What an MRR waterfall shows
An MRR waterfall is a reconciliation. It explains how you moved from starting MRR to ending MRR by breaking the change into new, expansion, contraction, and churned MRR.
Why it matters
- It turns a single MRR number into explainable drivers.
- It helps teams find whether growth is coming from new logos or expansion.
- It surfaces churn early so you can act before growth stalls.
Core formula
Ending MRR = starting MRR + new MRR + expansion MRR - contraction MRR - churned MRR.
How to use it in reporting
- Use it monthly so growth is explainable, not just a single MRR number.
- Track churned and contraction MRR trends to catch leaky growth early.
- Segment by plan/channel/customer size when blended numbers hide churn pockets.
Optional components to include
- Reactivations: customers who churned and returned (track separately).
- Price changes: separate true expansion from price uplift.

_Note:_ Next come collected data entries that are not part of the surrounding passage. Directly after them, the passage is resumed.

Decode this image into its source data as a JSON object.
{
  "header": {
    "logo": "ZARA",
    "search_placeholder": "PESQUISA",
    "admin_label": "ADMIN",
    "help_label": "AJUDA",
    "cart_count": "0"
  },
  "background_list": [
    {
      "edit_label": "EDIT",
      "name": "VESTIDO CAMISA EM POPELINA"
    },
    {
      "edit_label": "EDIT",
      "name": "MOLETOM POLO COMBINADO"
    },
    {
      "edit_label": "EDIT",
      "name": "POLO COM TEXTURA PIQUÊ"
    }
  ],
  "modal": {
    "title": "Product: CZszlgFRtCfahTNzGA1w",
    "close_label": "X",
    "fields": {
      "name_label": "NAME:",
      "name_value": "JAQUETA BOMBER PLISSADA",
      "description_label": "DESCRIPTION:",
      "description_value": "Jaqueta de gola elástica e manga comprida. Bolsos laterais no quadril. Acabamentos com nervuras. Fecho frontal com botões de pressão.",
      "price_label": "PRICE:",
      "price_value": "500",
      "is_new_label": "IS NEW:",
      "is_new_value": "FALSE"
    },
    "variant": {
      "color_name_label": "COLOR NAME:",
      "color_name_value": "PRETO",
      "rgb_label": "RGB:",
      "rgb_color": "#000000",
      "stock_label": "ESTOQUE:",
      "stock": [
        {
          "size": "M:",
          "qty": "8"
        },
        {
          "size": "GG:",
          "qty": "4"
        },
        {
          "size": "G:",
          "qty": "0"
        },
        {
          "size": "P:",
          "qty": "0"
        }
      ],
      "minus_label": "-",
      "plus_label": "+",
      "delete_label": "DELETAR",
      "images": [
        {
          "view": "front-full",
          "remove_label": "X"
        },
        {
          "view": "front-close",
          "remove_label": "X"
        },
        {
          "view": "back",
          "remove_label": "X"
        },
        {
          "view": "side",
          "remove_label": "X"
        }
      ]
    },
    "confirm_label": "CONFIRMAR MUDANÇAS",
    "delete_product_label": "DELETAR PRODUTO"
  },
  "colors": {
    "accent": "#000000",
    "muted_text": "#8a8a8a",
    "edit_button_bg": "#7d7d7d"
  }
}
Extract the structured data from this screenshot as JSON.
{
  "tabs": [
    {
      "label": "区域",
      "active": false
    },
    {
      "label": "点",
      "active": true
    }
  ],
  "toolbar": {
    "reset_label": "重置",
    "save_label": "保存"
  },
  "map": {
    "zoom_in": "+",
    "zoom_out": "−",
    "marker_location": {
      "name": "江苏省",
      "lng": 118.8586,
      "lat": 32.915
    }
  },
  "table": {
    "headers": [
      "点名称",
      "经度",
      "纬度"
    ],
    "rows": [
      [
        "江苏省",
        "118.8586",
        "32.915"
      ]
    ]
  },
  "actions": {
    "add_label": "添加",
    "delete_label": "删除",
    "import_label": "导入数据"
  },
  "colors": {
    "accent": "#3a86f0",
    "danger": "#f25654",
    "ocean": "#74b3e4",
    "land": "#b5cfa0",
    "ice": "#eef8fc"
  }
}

- FX impact: isolate currency effects if you report in a base currency.
Reconciliation checklist
- Starting MRR + net movements equals ending MRR for the same period.

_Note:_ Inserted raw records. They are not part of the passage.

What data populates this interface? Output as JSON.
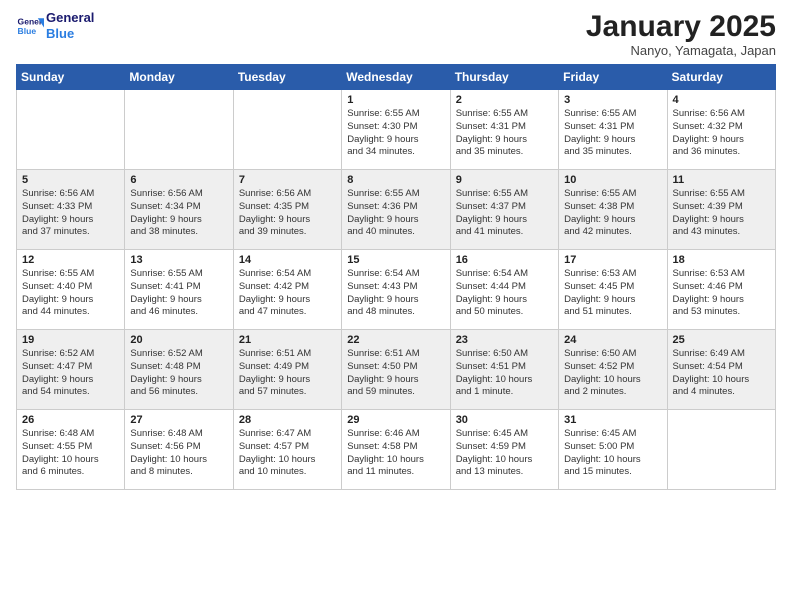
{
  "header": {
    "logo_line1": "General",
    "logo_line2": "Blue",
    "month": "January 2025",
    "location": "Nanyo, Yamagata, Japan"
  },
  "weekdays": [
    "Sunday",
    "Monday",
    "Tuesday",
    "Wednesday",
    "Thursday",
    "Friday",
    "Saturday"
  ],
  "weeks": [
    [
      {
        "day": "",
        "text": ""
      },
      {
        "day": "",
        "text": ""
      },
      {
        "day": "",
        "text": ""
      },
      {
        "day": "1",
        "text": "Sunrise: 6:55 AM\nSunset: 4:30 PM\nDaylight: 9 hours\nand 34 minutes."
      },
      {
        "day": "2",
        "text": "Sunrise: 6:55 AM\nSunset: 4:31 PM\nDaylight: 9 hours\nand 35 minutes."
      },
      {
        "day": "3",
        "text": "Sunrise: 6:55 AM\nSunset: 4:31 PM\nDaylight: 9 hours\nand 35 minutes."
      },
      {
        "day": "4",
        "text": "Sunrise: 6:56 AM\nSunset: 4:32 PM\nDaylight: 9 hours\nand 36 minutes."
      }
    ],
    [
      {
        "day": "5",
        "text": "Sunrise: 6:56 AM\nSunset: 4:33 PM\nDaylight: 9 hours\nand 37 minutes."
      },
      {
        "day": "6",
        "text": "Sunrise: 6:56 AM\nSunset: 4:34 PM\nDaylight: 9 hours\nand 38 minutes."
      },
      {
        "day": "7",
        "text": "Sunrise: 6:56 AM\nSunset: 4:35 PM\nDaylight: 9 hours\nand 39 minutes."
      },
      {
        "day": "8",
        "text": "Sunrise: 6:55 AM\nSunset: 4:36 PM\nDaylight: 9 hours\nand 40 minutes."
      },
      {
        "day": "9",
        "text": "Sunrise: 6:55 AM\nSunset: 4:37 PM\nDaylight: 9 hours\nand 41 minutes."
      },
      {
        "day": "10",
        "text": "Sunrise: 6:55 AM\nSunset: 4:38 PM\nDaylight: 9 hours\nand 42 minutes."
      },
      {
        "day": "11",
        "text": "Sunrise: 6:55 AM\nSunset: 4:39 PM\nDaylight: 9 hours\nand 43 minutes."
      }
    ],
    [
      {
        "day": "12",
        "text": "Sunrise: 6:55 AM\nSunset: 4:40 PM\nDaylight: 9 hours\nand 44 minutes."
      },
      {
        "day": "13",
        "text": "Sunrise: 6:55 AM\nSunset: 4:41 PM\nDaylight: 9 hours\nand 46 minutes."
      },
      {
        "day": "14",
        "text": "Sunrise: 6:54 AM\nSunset: 4:42 PM\nDaylight: 9 hours\nand 47 minutes."
      },
      {
        "day": "15",
        "text": "Sunrise: 6:54 AM\nSunset: 4:43 PM\nDaylight: 9 hours\nand 48 minutes."
      },
      {
        "day": "16",
        "text": "Sunrise: 6:54 AM\nSunset: 4:44 PM\nDaylight: 9 hours\nand 50 minutes."
      },
      {
        "day": "17",
        "text": "Sunrise: 6:53 AM\nSunset: 4:45 PM\nDaylight: 9 hours\nand 51 minutes."
      },
      {
        "day": "18",
        "text": "Sunrise: 6:53 AM\nSunset: 4:46 PM\nDaylight: 9 hours\nand 53 minutes."
      }
    ],
    [
      {
        "day": "19",
        "text": "Sunrise: 6:52 AM\nSunset: 4:47 PM\nDaylight: 9 hours\nand 54 minutes."
      },
      {
        "day": "20",
        "text": "Sunrise: 6:52 AM\nSunset: 4:48 PM\nDaylight: 9 hours\nand 56 minutes."
      },
      {
        "day": "21",
        "text": "Sunrise: 6:51 AM\nSunset: 4:49 PM\nDaylight: 9 hours\nand 57 minutes."
      },
      {
        "day": "22",
        "text": "Sunrise: 6:51 AM\nSunset: 4:50 PM\nDaylight: 9 hours\nand 59 minutes."
      },
      {
        "day": "23",
        "text": "Sunrise: 6:50 AM\nSunset: 4:51 PM\nDaylight: 10 hours\nand 1 minute."
      },
      {
        "day": "24",
        "text": "Sunrise: 6:50 AM\nSunset: 4:52 PM\nDaylight: 10 hours\nand 2 minutes."
      },
      {
        "day": "25",
        "text": "Sunrise: 6:49 AM\nSunset: 4:54 PM\nDaylight: 10 hours\nand 4 minutes."
      }
    ],
    [
      {
        "day": "26",
        "text": "Sunrise: 6:48 AM\nSunset: 4:55 PM\nDaylight: 10 hours\nand 6 minutes."
      },
      {
        "day": "27",
        "text": "Sunrise: 6:48 AM\nSunset: 4:56 PM\nDaylight: 10 hours\nand 8 minutes."
      },
      {
        "day": "28",
        "text": "Sunrise: 6:47 AM\nSunset: 4:57 PM\nDaylight: 10 hours\nand 10 minutes."
      },
      {
        "day": "29",
        "text": "Sunrise: 6:46 AM\nSunset: 4:58 PM\nDaylight: 10 hours\nand 11 minutes."
      },
      {
        "day": "30",
        "text": "Sunrise: 6:45 AM\nSunset: 4:59 PM\nDaylight: 10 hours\nand 13 minutes."
      },
      {
        "day": "31",
        "text": "Sunrise: 6:45 AM\nSunset: 5:00 PM\nDaylight: 10 hours\nand 15 minutes."
      },
      {
        "day": "",
        "text": ""
      }
    ]
  ]
}
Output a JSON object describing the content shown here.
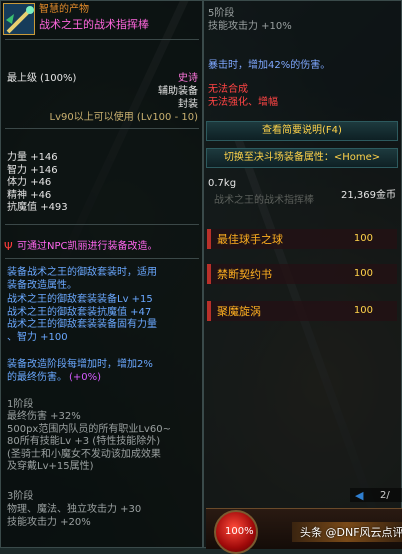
{
  "left": {
    "item_name_top": "智慧的产物",
    "item_name": "战术之王的战术指挥棒",
    "grade": "最上级",
    "grade_pct": "(100%)",
    "rarity": "史诗",
    "category": "辅助装备",
    "bind": "封装",
    "level_req": "Lv90以上可以使用 (Lv100 - 10)",
    "stats": [
      {
        "name": "力量",
        "value": "+146"
      },
      {
        "name": "智力",
        "value": "+146"
      },
      {
        "name": "体力",
        "value": "+46"
      },
      {
        "name": "精神",
        "value": "+46"
      },
      {
        "name": "抗魔值",
        "value": "+493"
      }
    ],
    "npc_line": "可通过NPC凯丽进行装备改造。",
    "set_desc_1": "装备战术之王的御敌套装时，适用",
    "set_desc_2": "装备改造属性。",
    "set_lines": [
      "战术之王的御敌套装装备Lv +15",
      "战术之王的御敌套装抗魔值 +47",
      "战术之王的御敌套装装备固有力量",
      "、智力 +100"
    ],
    "upgrade_1": "装备改造阶段每增加时，增加2%",
    "upgrade_2": "的最终伤害。",
    "upgrade_pct": "(+0%)",
    "stage1_title": "1阶段",
    "stage1_lines": [
      "最终伤害 +32%",
      "500px范围内队员的所有职业Lv60~",
      "80所有技能Lv +3 (特性技能除外)",
      "(圣骑士和小魔女不发动该加成效果",
      "及穿戴Lv+15属性)"
    ],
    "stage3_title": "3阶段",
    "stage3_lines": [
      "物理、魔法、独立攻击力 +30",
      "技能攻击力 +20%"
    ]
  },
  "right": {
    "stage5_title": "5阶段",
    "stage5_line": "技能攻击力 +10%",
    "crit_line": "暴击时，增加42%的伤害。",
    "no_synth": "无法合成",
    "no_reinforce": "无法强化、增幅",
    "view_desc": "查看简要说明(F4)",
    "switch_mode": "切换至决斗场装备属性：<Home>",
    "weight": "0.7kg",
    "price": "21,369金币",
    "faded_name": "战术之王的战术指挥棒",
    "set_items": [
      {
        "name": "最佳球手之球",
        "value": "100"
      },
      {
        "name": "禁断契约书",
        "value": "100"
      },
      {
        "name": "聚魔旋涡",
        "value": "100"
      }
    ],
    "page_indicator": "2/",
    "hp_label": "100%",
    "watermark": "头条 @DNF风云点评说"
  }
}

- Movements are labeled consistently (no double counting).
- Annual prepay is normalized to MRR instead of invoices.
How to present the waterfall
- Show starting and ending MRR as anchors.
- Group new and expansion as positive drivers, churn and contraction as negative.
- Add a short narrative summary so stakeholders know what moved the metric.
Waterfall QA checks
- Ensure the waterfall ties to the finance MRR snapshot.
- Confirm that churned and contraction MRR are not overlapping.
- Validate reactivations are labeled consistently across periods.
Common mistakes
- Mixing billings/cash with MRR movements (different timing and definitions).
- Counting reactivations inconsistently (label them clearly).
- Comparing months without considering annual billing seasonality and deal timing.